By Riley Manning/NEMS Daily Journal
INGRAM – Tuesday night, in a small room above the sanctuary of Ingram Baptist Church, the 22 members of the Ugandan Thunder children’s choir were led in prayer by one of their leaders, Moses Kaweesa, before taking the stage with song.
It was a prayer that could move mountains.
Far from their home, the Royal School and Orphanage in Uganda, Africa, they danced and walked the aisles on their hands, bright smiles never leaving their faces during the two-hour performance. They sang songs with messages of redemption, rescue and peace through Christ.
“The thing about Ugandan children is that they don’t know how to give less than their best. What you see isn’t an act. They are genuinely happy,” said Ted Moody, founder of Pennies for Posho, a Georgia-based non-profit that assists the Royal School and Orphanage.
Ugandan Thunder is composed of children between the ages of 10 and 14. Each year the choir is made up of a completely new group of children, and this tour marks Ugandan Thunder’s seventh 11-month tour in eight years.
Son of the original founder of the orphanage, Kaweesa said the group of children changes each year to give as many kids as possible the opportunity to see America.
“They get to see things they have only read about,” he said. “Their English becomes much more clear as well.

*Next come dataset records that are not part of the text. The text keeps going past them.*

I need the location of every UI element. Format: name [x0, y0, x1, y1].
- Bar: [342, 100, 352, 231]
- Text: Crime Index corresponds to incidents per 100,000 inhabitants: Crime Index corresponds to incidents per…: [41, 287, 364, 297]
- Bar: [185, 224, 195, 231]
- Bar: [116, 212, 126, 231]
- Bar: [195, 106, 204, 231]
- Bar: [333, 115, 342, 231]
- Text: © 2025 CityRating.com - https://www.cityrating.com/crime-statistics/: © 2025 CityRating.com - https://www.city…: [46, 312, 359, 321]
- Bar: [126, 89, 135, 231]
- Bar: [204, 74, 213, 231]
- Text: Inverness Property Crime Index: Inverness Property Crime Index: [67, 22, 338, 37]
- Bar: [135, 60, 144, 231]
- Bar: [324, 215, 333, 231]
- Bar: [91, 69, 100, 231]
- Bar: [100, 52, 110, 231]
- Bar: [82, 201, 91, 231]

They speak it in Uganda, but their accent diminishes in their time here.”
Over the course of the 11-month tour across 23 states, group members Rebecca, Katherine and Assumpta said they get a fairly wide survey of American life. They noticed that America is much more developed in its roads and buildings, and is not as hot as Uganda, which is much closer to the equator.
The children’s favorite things seem to be the most simple pleasures, but ones that are unavailable to them in Africa.
“I love to swim and ride a bicycle. I don’t have a bicycle at home,” Katherine said.
According to Jenessa Ford, intern at Pennies for Posho, American sweets have been a big hit with the kids, everything from peppermints to chewing gum to donuts.
“The first time we were in a Krispy Kreme and they saw the donuts going under the sugar glaze, they kept saying ‘what’s that? what’s that?’ and one of them piped up and said, ‘vitamins,’” Ford said. “It’s really a testament to the fact that happiness is not what you have, but knowing whose you are.”
Though it may be fun, the tour is hard work. The choir has a roster of almost 40 songs, each with its own choreography. However, Kaweesa said the group always rises to the occasion because they are doing it for their friends at home.
“Usually if morale is not high, the prayer before the performance psyches them up,” he said. “They performed four times today, for schools, so I thought they would be tired, but they are excited do it again.”
Kaweesa said traveling with the group keeps his focus on the direction of Royal Orphanage.
“Every day I meet someone new here with new ideas,” he said. “Right now we are trying to form our own high school.”
Currenty, Royal Orphanage sees its children through the seventh grade, at which point students take a test that decides if they will be admitted to high school. Those who do not pass the test become maids or “diggers,” working the land and eeking out a living with meager crops.
“With our own high school, we can give these kids a second chance, and if we keep them with us they won’t lose the values we have instilled in them over all these years,” Kaweesa said.
Though they live across the world, the kids’ ambitions sound similar to those one might hear from an American child.
“I want to be a doctor,” said Rebecca, who will attend high school next year.
Katherine said she wants to work with the environment. “The people, the land, the animals, they all affect each other,” she said.
Kaweesa said he hopes the high school will be within reach by next year. The next big item on his list is providing the children with adequate nutrition.
“We have enough chickens so they can have eggs twice a week, and we are trying to invest in more diverse farming in beans and fruit,” he said.
Pennies for Posho
Moody, known affectionately by the children as “Big Daddy,” became involved with the Royal Orphanage and School in 2007 after visiting the orphanage on a mission trip.
“The first time I saw Royal Orphanage, there were 700 kids on one acre. You think that’s impossible but not when you have bunk beds stacked four high with three kids in each bed,” Moody said.
At the time, Moody pastored a Baptist church in Georgia, and upon his return, he began asking churches for offerings to feed the children of the orphanage. This ministry grew to become Pennies for Posho, “posho” being the ground cornmeal that constitutes the childrens’ daily meal.
“Their favorite American meal is Chick-fil-A, because at home they only get chicken twice a year, at Christmas and Easter,” Moody said.
Since Moody started Pennies for Posho, Royal Orphanage and School has expanded to include 11 orphanages across the country, serving 5,000 children. The proceeds from Ugandan Thunder’s tour go to providing food, clothing, medication and school fees. Moody said Uganda has been ravaged by malaria and the AIDS virus, giving the country one of the highest concentrations of orphans in the world.
“It’s a nation of babies raising babies. Half of the total population is age 15 or younger,” Moody said. “Elders who do survive are left raising dozens of children.”
Moody said his organization is driven by scripture, James 1:27, which instructs Christians to “take care of orphans … in their distress.”
“There are no strangers,” he said. “There are no orphans of God.”